How technical a Technical Product Manager should be ?

There is a lot of discussion about how technical a Product Manager should be. Heck, you can even follow courses as a Product Manager to pick up technical skills, whatever that means. In this article, I will share with you my take on a subset of this question: How technical should you be as a Technical Product Manager.

TL;DR: It depends, not that much to be honest.

First, who the heck am I to speak about this? Well, I worked in tech for the last 10 years as a Software Engineer, a Founder and I am now what I would call a ML Product Manager. My day-to-day job and background would fit with the main definition of Technical Product Manager.

What is the difference between a Product Manager and a Technical Product Manager?

I found two different but relevant definitions for a Technical Product Manager. A Technical Product Manager is

  • A Product Manager with a strong technical background.
  • A Product Manager focused on the more technical aspects of a product.

Basically, a Technical Product Manager role would exist in an organization when the product management team is large enough to support specialization.

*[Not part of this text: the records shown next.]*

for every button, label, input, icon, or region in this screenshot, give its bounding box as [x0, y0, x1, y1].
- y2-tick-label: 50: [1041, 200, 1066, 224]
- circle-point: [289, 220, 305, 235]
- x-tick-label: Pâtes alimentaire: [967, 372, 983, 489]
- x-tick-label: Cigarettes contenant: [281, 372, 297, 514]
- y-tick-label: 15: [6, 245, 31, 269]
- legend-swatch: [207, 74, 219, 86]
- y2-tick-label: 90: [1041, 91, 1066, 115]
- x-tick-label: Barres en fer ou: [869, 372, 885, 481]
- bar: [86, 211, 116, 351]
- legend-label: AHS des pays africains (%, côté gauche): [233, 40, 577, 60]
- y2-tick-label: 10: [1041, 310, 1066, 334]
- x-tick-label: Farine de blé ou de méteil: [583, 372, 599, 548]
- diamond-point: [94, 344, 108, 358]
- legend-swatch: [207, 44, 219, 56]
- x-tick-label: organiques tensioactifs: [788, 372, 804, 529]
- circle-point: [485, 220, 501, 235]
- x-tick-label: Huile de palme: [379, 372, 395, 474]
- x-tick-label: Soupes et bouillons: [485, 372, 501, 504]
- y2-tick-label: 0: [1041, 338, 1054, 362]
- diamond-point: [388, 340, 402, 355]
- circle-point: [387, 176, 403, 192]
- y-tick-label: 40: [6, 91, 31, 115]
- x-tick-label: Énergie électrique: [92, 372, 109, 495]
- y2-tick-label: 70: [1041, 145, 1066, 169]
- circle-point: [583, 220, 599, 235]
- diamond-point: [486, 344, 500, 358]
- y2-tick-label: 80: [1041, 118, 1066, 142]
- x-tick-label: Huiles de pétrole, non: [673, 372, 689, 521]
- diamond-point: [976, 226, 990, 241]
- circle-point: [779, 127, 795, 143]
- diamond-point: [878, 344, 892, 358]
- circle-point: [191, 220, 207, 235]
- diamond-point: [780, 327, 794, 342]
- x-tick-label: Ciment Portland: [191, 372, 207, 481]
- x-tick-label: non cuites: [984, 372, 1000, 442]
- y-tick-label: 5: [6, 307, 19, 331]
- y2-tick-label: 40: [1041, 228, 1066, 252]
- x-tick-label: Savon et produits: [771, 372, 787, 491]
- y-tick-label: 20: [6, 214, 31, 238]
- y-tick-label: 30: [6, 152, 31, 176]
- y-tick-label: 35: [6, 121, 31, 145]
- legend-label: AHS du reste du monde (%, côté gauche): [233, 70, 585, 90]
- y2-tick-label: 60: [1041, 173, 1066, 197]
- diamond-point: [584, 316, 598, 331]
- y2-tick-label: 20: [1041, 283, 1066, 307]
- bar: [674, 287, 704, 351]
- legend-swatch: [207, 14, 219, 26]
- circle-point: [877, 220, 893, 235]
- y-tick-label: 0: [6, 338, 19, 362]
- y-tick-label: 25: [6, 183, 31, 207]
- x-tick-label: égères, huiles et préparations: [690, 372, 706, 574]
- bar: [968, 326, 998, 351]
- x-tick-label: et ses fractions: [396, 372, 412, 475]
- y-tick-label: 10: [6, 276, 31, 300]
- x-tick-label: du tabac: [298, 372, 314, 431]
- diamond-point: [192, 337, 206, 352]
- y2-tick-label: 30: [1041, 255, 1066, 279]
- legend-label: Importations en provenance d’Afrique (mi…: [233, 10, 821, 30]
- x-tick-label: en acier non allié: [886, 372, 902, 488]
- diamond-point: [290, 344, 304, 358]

Since I also found a few misleading definitions, I want to stress right here and right now that a TPM is not someone working on the « How ? » while a PM is working on the « Why ? ».

Shades of Technical Product Manager

There are 3 different shades of TPM:

  • PM focused on a specific technology (being ML/AI, blockchain or even APIs, …)
  • PM handling internal products for other technical teams (Data platforms, delivery pipelines, …)
  • PM working on a product used or bought by technical customers (Dev productivity tools, APIs, …)

Obviously, some people would fit the bill without having « technical » on their job title, and, au contraire, I am sure there are TPMs who don’t match the description above.

Technical or Technical-Technical?

There are also different shades of Technical. We can all agree a Data Science background is not the same as having Front-end experience or being a Technical Writer. But there is still a common ground to be found. It is all about the adjacent skills you pick up with a STEM background or having a technical position like:

  • Systemic thinking
  • Problem solving
  • First-order and second-order logic

Even if you did not learn them formally, analytical-type skills are used intensively in STEM or during technical work.

Since the work of a PM is often presented as being at the intersection of UX, Technology, and Business, we could say the superpower of a Technical PM is to have an extensive experience with the issue users are facing and have an intuition (if not a formal understanding) of the sociotechnical systems in Tech.

A fancy way to say that you don’t have to know how to code to be a good TPM. You also don’t have to be a Data Scientist to handle the day-to-day work on a data-powered product. But having a domain expertise, being familiar with the tech stack used or having experimented at first hand the day-to-day of your users is clearly nothing to sneeze at.